REINTERPRETATION OF THE “ANOMALOUS” C1 PORTION OF THE EDGECLIFF MEMBER OF THE ONONDAGA FORMATION AT CHERRY VALLEY, NY – AN EASTERN OUTLIER OF THE BOIS BLANC FORMATION
Oliver (1956) interpreted the C1 contact with the subjacent Carlisle Center Member of the Schoharie Formation as disconformable. The basal bed of C1 is a burrowed, glauconitic limestone with phosphatic pebbles and abundant well-rounded fine to very coarse grains of quartz sand (Springvale?). This condensed bed crops out near Cherry Valley on St. Butler Rd. (SBR) and along U.S. 20.
At SBR, 1.22 m of C1 overlie the condensed bed. C1 weathers with conspicuous recess below the much coarser crinoidal, coralline grainstones of the Edgecliff Member (Oliver’s C2). The C1 beds are composed of significantly finer skeletal grainstone dominated by echinoderm and trilobite debris, with fewer bryozoans and corals. Bioclasts in C1 coarsen upward.
The C1-C2 contact displays dm-scale erosional relief at SBR. The highest C1 bed exhibits silt filled vertical burrows and irregular cavities. Insoluble residue from this bed includes pyritized bioclasts, slightly glauconitic gastropod steinkerns, conodont fragments, and rare, well-rounded lithoclasts of siltstone, some with chertified fossils. Insoluble residue from the lowest bed of the overlying C2 Edgecliff contains abundant dacryoconarid steinkerns and rare, slightly glauconitic gastropod steinkerns, angular glauconitic grains and siltstone lithoclasts, possibly reworked from the top of C1.
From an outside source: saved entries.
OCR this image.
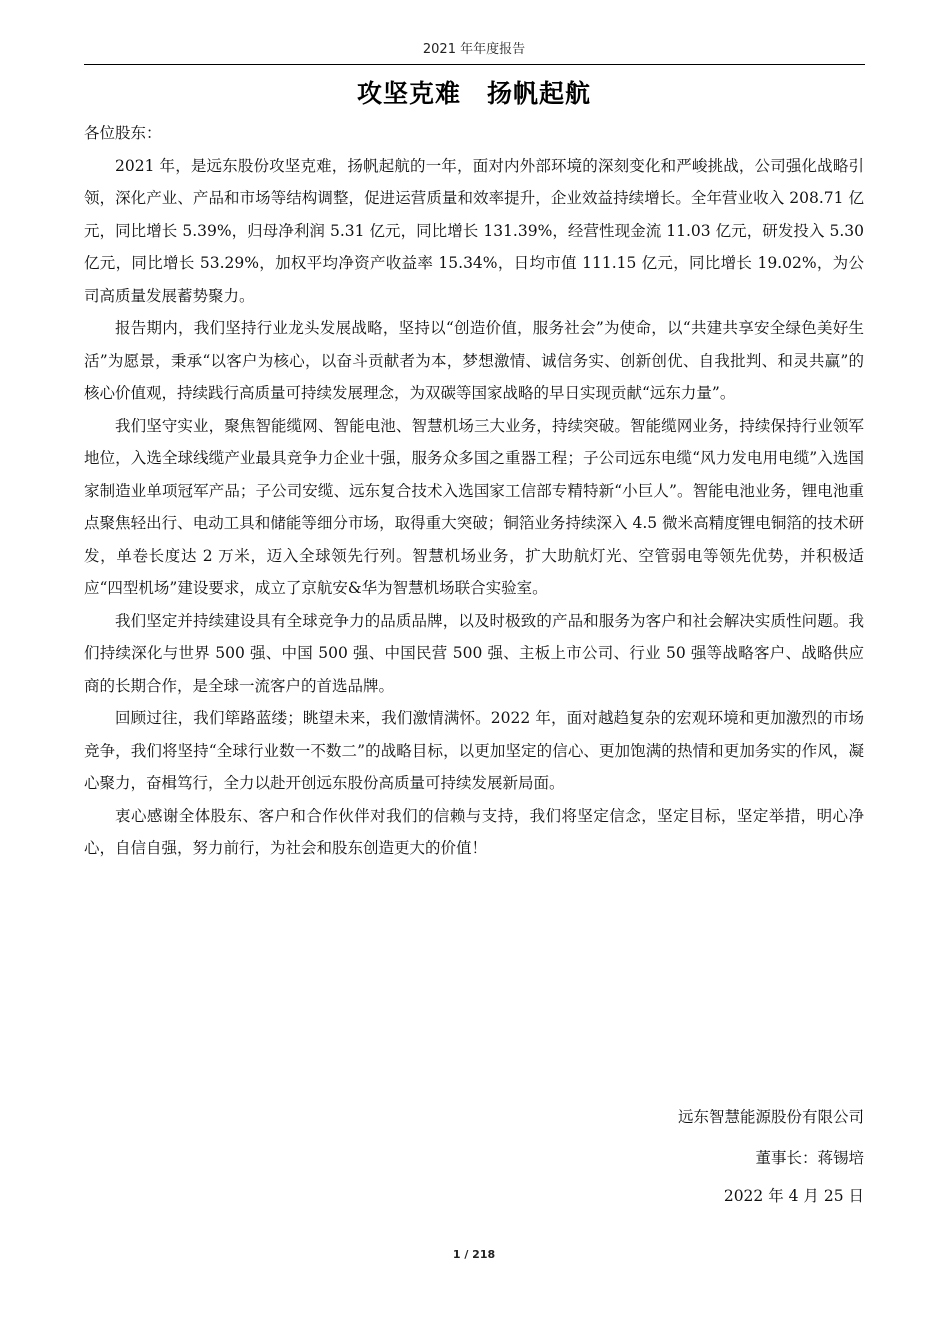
2021 年年度报告
攻坚克难　扬帆起航

各位股东：

2021 年，是远东股份攻坚克难，扬帆起航的一年，面对内外部环境的深刻变化和严峻挑战，公司强化战略引领，深化产业、产品和市场等结构调整，促进运营质量和效率提升，企业效益持续增长。全年营业收入 208.71 亿元，同比增长 5.39%，归母净利润 5.31 亿元，同比增长 131.39%，经营性现金流 11.03 亿元，研发投入 5.30 亿元，同比增长 53.29%，加权平均净资产收益率 15.34%，日均市值 111.15 亿元，同比增长 19.02%，为公司高质量发展蓄势聚力。

报告期内，我们坚持行业龙头发展战略，坚持以“创造价值，服务社会”为使命，以“共建共享安全绿色美好生活”为愿景，秉承“以客户为核心，以奋斗贡献者为本，梦想激情、诚信务实、创新创优、自我批判、和灵共赢”的核心价值观，持续践行高质量可持续发展理念，为双碳等国家战略的早日实现贡献“远东力量”。

我们坚守实业，聚焦智能缆网、智能电池、智慧机场三大业务，持续突破。智能缆网业务，持续保持行业领军地位，入选全球线缆产业最具竞争力企业十强，服务众多国之重器工程；子公司远东电缆“风力发电用电缆”入选国家制造业单项冠军产品；子公司安缆、远东复合技术入选国家工信部专精特新“小巨人”。智能电池业务，锂电池重点聚焦轻出行、电动工具和储能等细分市场，取得重大突破；铜箔业务持续深入 4.5 微米高精度锂电铜箔的技术研发，单卷长度达 2 万米，迈入全球领先行列。智慧机场业务，扩大助航灯光、空管弱电等领先优势，并积极适应“四型机场”建设要求，成立了京航安&华为智慧机场联合实验室。

我们坚定并持续建设具有全球竞争力的品质品牌，以及时极致的产品和服务为客户和社会解决实质性问题。我们持续深化与世界 500 强、中国 500 强、中国民营 500 强、主板上市公司、行业 50 强等战略客户、战略供应商的长期合作，是全球一流客户的首选品牌。

回顾过往，我们筚路蓝缕；眺望未来，我们激情满怀。2022 年，面对越趋复杂的宏观环境和更加激烈的市场竞争，我们将坚持“全球行业数一不数二”的战略目标，以更加坚定的信心、更加饱满的热情和更加务实的作风，凝心聚力，奋楫笃行，全力以赴开创远东股份高质量可持续发展新局面。

衷心感谢全体股东、客户和合作伙伴对我们的信赖与支持，我们将坚定信念，坚定目标，坚定举措，明心净心，自信自强，努力前行，为社会和股东创造更大的价值！

远东智慧能源股份有限公司
董事长：蒋锡培
2022 年 4 月 25 日
1 / 218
Oliver (1956) interpreted C1 as a laterally and temporally equivalent facies of the coarser, more typical Edgecliff (C2). However, the C1-C2 contact is disconformable as indicated by the presence of erosional relief, exotic lithoclasts, glauconitic steinkerns and silt filled pockets and burrows. This disconformity and the lithologic and faunal differences from the typical Edgecliff strongly suggest that C1 is a separate stratigraphic unit. We interpret C1 at Cherry Valley as an eastern outlier of the Bois Blanc Formation.